The DataTalk series aims to give meaning to these research terms and show nonprofit organizations how to apply them to their surveys, focus groups, and other research projects. This article will cover what validity means, some common research mistakes, and steps nonprofit leaders can take to ensure validity in their organization's work.

Validity is about avoiding mistakes

Validity is essentially about accuracy. Ensuring validity means that the project team has taken steps to avoid making common mistakes in research design, data collection, and data analysis. It also involves transparency, meaning documenting data processes and being transparent about limitations.

Mistake #1: Choosing the wrong groups

One common data collection mistake is choosing the wrong group(s) of people to participate in a project or excluding groups that should be involved. For instance, say a nonprofit leader wants feedback from staff about an upcoming strategic planning retreat. However, the executive director only sends a feedback survey to directors, assuming that the directors can speak for the rest of the staff. That is a data collection error; the ED should have sent the survey to all the staff so everyone could have the opportunity to share their views.

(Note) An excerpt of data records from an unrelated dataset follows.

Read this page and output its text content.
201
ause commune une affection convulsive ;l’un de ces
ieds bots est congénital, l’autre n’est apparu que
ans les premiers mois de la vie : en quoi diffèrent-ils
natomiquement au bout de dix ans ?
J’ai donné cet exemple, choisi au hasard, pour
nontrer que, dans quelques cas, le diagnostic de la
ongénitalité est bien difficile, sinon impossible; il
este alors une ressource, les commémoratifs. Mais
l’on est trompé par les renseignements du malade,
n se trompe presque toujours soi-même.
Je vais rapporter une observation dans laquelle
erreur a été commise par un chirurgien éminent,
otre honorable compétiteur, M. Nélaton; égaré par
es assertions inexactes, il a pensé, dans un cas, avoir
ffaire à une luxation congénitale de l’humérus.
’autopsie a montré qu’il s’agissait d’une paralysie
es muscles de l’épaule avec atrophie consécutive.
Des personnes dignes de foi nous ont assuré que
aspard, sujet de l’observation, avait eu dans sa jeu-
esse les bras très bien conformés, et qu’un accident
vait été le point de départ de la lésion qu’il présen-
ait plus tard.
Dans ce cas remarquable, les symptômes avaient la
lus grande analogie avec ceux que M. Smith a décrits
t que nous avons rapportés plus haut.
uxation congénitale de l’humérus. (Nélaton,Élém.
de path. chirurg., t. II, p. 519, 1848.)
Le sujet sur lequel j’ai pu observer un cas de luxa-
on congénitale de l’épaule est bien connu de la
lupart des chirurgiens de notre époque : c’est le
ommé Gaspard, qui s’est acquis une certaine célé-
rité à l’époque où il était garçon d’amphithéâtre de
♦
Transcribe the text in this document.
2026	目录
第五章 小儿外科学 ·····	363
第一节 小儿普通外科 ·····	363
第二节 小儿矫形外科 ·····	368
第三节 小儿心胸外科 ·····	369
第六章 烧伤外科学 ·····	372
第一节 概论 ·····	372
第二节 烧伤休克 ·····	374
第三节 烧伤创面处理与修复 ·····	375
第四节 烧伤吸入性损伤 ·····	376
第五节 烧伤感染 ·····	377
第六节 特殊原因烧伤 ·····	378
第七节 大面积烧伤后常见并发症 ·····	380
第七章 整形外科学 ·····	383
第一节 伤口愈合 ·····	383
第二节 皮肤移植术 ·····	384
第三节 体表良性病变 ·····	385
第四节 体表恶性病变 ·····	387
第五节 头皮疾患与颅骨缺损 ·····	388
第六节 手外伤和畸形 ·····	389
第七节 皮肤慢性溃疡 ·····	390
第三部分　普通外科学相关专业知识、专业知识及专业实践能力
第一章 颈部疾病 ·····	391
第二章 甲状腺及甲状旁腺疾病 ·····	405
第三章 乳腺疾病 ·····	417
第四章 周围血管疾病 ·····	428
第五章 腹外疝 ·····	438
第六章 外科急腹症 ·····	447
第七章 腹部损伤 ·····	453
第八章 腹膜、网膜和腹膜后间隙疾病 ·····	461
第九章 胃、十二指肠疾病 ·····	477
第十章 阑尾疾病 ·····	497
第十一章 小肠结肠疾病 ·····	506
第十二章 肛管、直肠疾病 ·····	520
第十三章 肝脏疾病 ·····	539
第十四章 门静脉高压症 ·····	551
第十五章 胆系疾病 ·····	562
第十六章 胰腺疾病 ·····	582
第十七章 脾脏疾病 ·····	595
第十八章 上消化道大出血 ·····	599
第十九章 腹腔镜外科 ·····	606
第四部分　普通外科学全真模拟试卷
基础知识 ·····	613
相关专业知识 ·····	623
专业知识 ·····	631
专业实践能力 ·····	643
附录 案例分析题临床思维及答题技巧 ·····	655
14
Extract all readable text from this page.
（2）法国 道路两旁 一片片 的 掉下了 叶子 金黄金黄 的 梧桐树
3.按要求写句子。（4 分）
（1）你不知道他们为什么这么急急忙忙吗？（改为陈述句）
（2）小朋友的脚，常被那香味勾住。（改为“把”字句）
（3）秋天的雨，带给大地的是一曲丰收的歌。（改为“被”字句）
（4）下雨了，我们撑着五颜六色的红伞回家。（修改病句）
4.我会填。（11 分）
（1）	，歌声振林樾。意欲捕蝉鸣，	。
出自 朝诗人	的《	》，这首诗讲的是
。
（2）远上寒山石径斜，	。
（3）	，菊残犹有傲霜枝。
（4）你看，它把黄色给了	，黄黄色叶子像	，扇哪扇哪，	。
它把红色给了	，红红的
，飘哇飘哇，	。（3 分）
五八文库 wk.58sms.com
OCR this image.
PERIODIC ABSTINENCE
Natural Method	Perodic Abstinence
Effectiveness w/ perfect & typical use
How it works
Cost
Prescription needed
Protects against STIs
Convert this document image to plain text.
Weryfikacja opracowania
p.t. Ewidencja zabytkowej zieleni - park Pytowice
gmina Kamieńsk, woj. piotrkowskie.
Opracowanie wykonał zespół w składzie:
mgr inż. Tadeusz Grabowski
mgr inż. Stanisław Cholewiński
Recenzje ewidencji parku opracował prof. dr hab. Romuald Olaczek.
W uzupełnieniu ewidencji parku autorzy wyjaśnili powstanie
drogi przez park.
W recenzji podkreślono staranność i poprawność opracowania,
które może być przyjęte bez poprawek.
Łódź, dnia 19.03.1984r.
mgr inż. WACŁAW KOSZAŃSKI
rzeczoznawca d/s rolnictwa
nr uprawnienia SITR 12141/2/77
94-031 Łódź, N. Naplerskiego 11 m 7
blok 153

Mistake #2: Choosing the wrong methods

Another common mistake is choosing the wrong tool or method for the job. Take employee wellness as an example. There are many ways to better understand employee wellness in an organization, including surveys, interviews, or focus groups. However, some methods are better than others.

For instance, if a program director decides to do one-on-one interviews with their employees about their mental state, employees may not feel comfortable telling their boss about their personal struggles. Instead, employees may withhold information and only focus on the positives. Instead, nonprofits can ask employees to fill out an anonymous survey to increase the odds of more honest answers.

Mistake #3: Forgetting to define terms

A third common mistake happens when the project team doesn’t clearly define the terms or concepts they want to study. This mistake happens all the time, especially in survey research. Again, take the employee wellness example. There are many different definitions of employee wellness and many factors that contribute to it. What the executive director thinks wellness is could be different than directors, human resources, and program staff. Without taking the time to define “wellness,” the project team is more likely to ask irrelevant or unclear questions that could negatively impact the results. 

Four steps to increasing your project's validity

1.       Make sure your team thinks through your research questions and comes to a joint agreement on any terms that could be interpreted in multiple ways (e.g., “success,” “vision,” or “impact”).

2.       Identify who needs to participate in the project. Participants should be the people who are best suited to answer your team’s research questions. Be exhaustive and specific, listing reasons why each group should or should not be included in a survey, interview process, or focus group.

3.       Brainstorm ways to collect data and write down the pros and cons of each. Be mindful of participants’ experiences as you go through this process. What is the best way to make your participants feel comfortable and give open, honest responses?

4.       Create a research project plan and document any changes made throughout the process. This plan will help your team explain what you did and how you did it when it’s time to share the results.